Personal information
- Full name: Michael Richard Hill
- Date of birth: 3 December 1947
- Place of birth: Hereford, England
- Date of death: 23 June 2008 (aged 60)
- Position: Striker

Youth career
- Bethesda Athletic

Senior career*
- Years: Team / Apps / (Gls)
- 1965–1969: Sheffield United / 37 / (9)
- 1969–1973: Ipswich Town / 66 / (18)
- 1972: → Blackpool (loan) / 0 / (0)
- 1973–1976: Crystal Palace / 45 / (6)
- 1976–1978: Cape Town City
- Total:  / 148 / (33)

International career
- 1971: Wales / 2 / (0)

= Mick Hill (footballer) =

English-born Welsh footballer

Michael Richard Hill (3 December 1947 – 23 June 2008) was an English-born, Welsh international footballer who played as a forward.

==Career==

===Club===

Hereford-born Hill started his career with Bethesda Athletic and joined Sheffield United in September 1965. His first-team chances were limited, making just 37 appearances for the Yorkshire club in four years.
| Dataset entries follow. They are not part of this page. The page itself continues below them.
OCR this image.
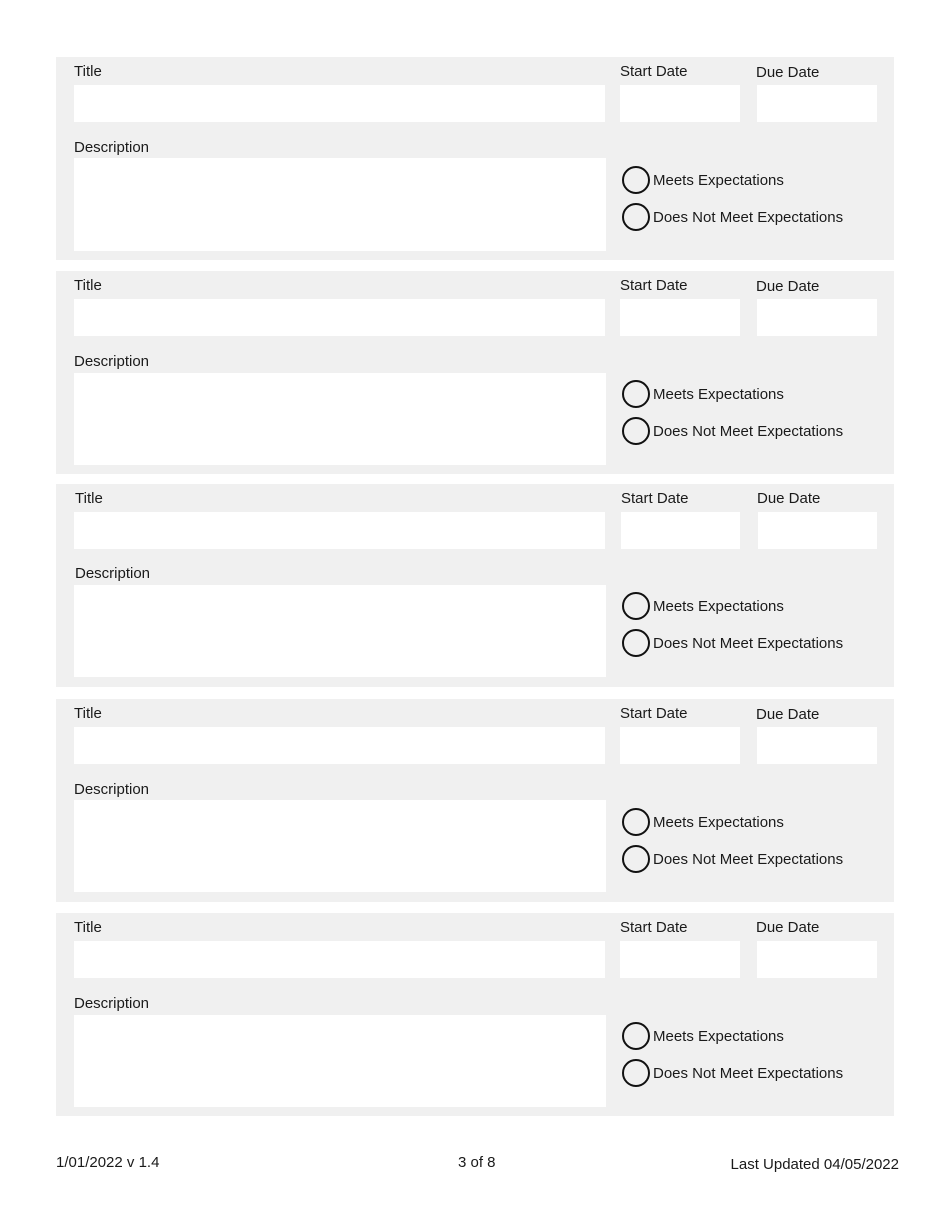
Title	Start Date	Due Date
Description
Meets Expectations
Does Not Meet Expectations
Title	Start Date	Due Date
Description
Meets Expectations
Does Not Meet Expectations
Title	Start Date	Due Date
Description
Meets Expectations
Does Not Meet Expectations
Title	Start Date	Due Date
Description
Meets Expectations
Does Not Meet Expectations
Title	Start Date	Due Date
Description
Meets Expectations
Does Not Meet Expectations
1/01/2022 v 1.4	3 of 8	Last Updated 04/05/2022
He scored nine goals, his second in a Sheffield Derby game at the end of the 1966–67 season.

Hill moved to Ipswich Town for £33,000 in October 1969, where he scored 20 goals in 77 appearances. He was loaned to Blackpool for a month in June 1972 and played in the Anglo-Italian Cup Final defeat against A.S. Roma at the Stadio Olimpico. The possibility of his joining permanently was killed off when Ipswich rejected the club's undisclosed offer. Blackpool manager Bob Stokoe commented: "I spoke to Ipswich manager Bobby Robson last night, but we cannot come to an agreement at this stage. We went to what we felt we could afford. I appreciate Bobby Robson's gesture in letting us have Mick for a month so that we could assess him."

Hill was transferred for £35,000 to Crystal Palace in December 1973, where he made a further 45 appearances, scoring another six times. In February 1976, Hill moved on to South African football with Cape Town City.

He was a traditional target man for most of his career who earned the nickname 'Mick The Flick' for his propensity to move the ball quickly and with guile when he received it.

His first-team career ended with a total of 33 goals in 159 games.

===International===
In 1971, Hill played twice for Wales, against Czechoslovakia and Romania in the UEFA European Football Championship qualifying competition.

==Death==
Hill died on 23 June 2008, aged 60 Mick Mills, his captain at Ipswich, paid this tribute: "Mick was an exceptionally nice lad who everyone liked. He was a decent player with a good touch, but suffered somewhat for taking his off-field approach for life on to the park."